未来と向き合い平和について考える~大学生協の戦後70年特別企画~

元ちとせさんインタビュー

◎「60年前って遠い遠い昔ではない」〜その60年前を生きていた人がいるって、見えているでしょ、感じるでしょ〜

渡邊
先ほど広島の原爆資料館にも行かれたということで、学生のみなさんは行かれたことがありますか?

岡田・荒木
行ったことがあります。

渡邊
先ほどの話の中で、60年前って遠い昔ではなかったとはなされていましたが、それはどういうことですか?

元ちとせさんインタビュー


それまで本当に、戦争って遠い遠い空の下で起こっていることなんじゃないかとか、他人事のように思っていました。むしろ、考えてすらいなかったかもしれません。60年って、その60年前を生きていた人がいるって、見えているでしょ、感じるでしょ。それすらも感じようとせず、目を背けてました。「死んだ女の子」を歌ったときに上の女の子が生まれて、その子が小学校3年生の夏の今頃に、テレビで祖国が違うカップルの国同士が戦争になったため2人で国境を越えて一緒になろうとしたけれど、国境を越える寸前で2人とも打たれて死んでしまう有名な話がドキュメンタリーになっていました。

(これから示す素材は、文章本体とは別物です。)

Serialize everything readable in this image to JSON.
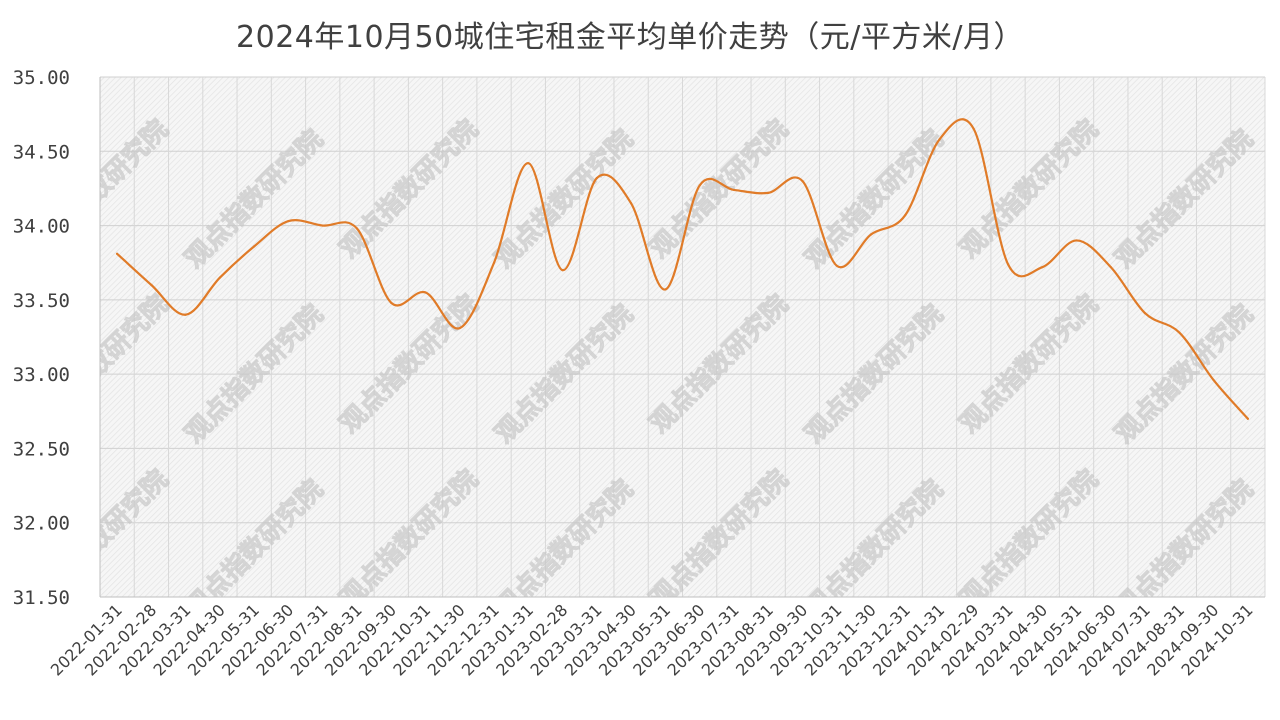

それを娘が見たときに、「ママ、どうして2人は悪いことをしていないのに撃たれちゃったの?」「なんで急に撃ち合いが始まるの?」って聞いてきたので、「戦争っていうのがね」という話をしました。「ママの『死んだ女の子』も戦争で死んだの?」と聞いてきて、「そうだよ、あの子は普通にあの日学校に行っているのに、突然上から爆弾が落ちてきたんだよ。」と伝えました。そしたら娘が「戦争は嫌だ」という作文を夏休みの宿題で書いていて、それで余計、歌のお守りってこんなに伝わるものなんだなと思って、自信を持ちました。

元ちとせさんインタビュー

渡邊
学生の2人は原爆の資料館で記憶に残っていることはありますか。

岡田
小学生の頃に見たときに、あまりにも怖くてちょっとだけ見てすぐに出てしまいました。ちょっと前に起きたことということを受け止められなかった記憶があります。

荒木
僕も高校の修学旅行で資料館と公園内の碑を見ました。正直、戦争は自分たちの国で起こったことではないかのように思っていました。小学校の頃に、夏休みの終業式が終わり、テレビをつけたらちょうどイラク戦争が始まっていました。その印象がとてもあり、友だちとそんなこともあったよねと話しながら資料館に向かったときに、もしも自分たちの真上に原爆が落ちてきたとしたら、真っ先に逃げるけれど、絶対に助からないよねと話したり、そんなときに石碑を回って「ここにはどんな意味が込められているのか」と考えたときに、僕は絶対に戦争は嫌だなと思いました。今度は長崎にも行くのですが、そこではまた違う感じ方をするのだろうなと思います。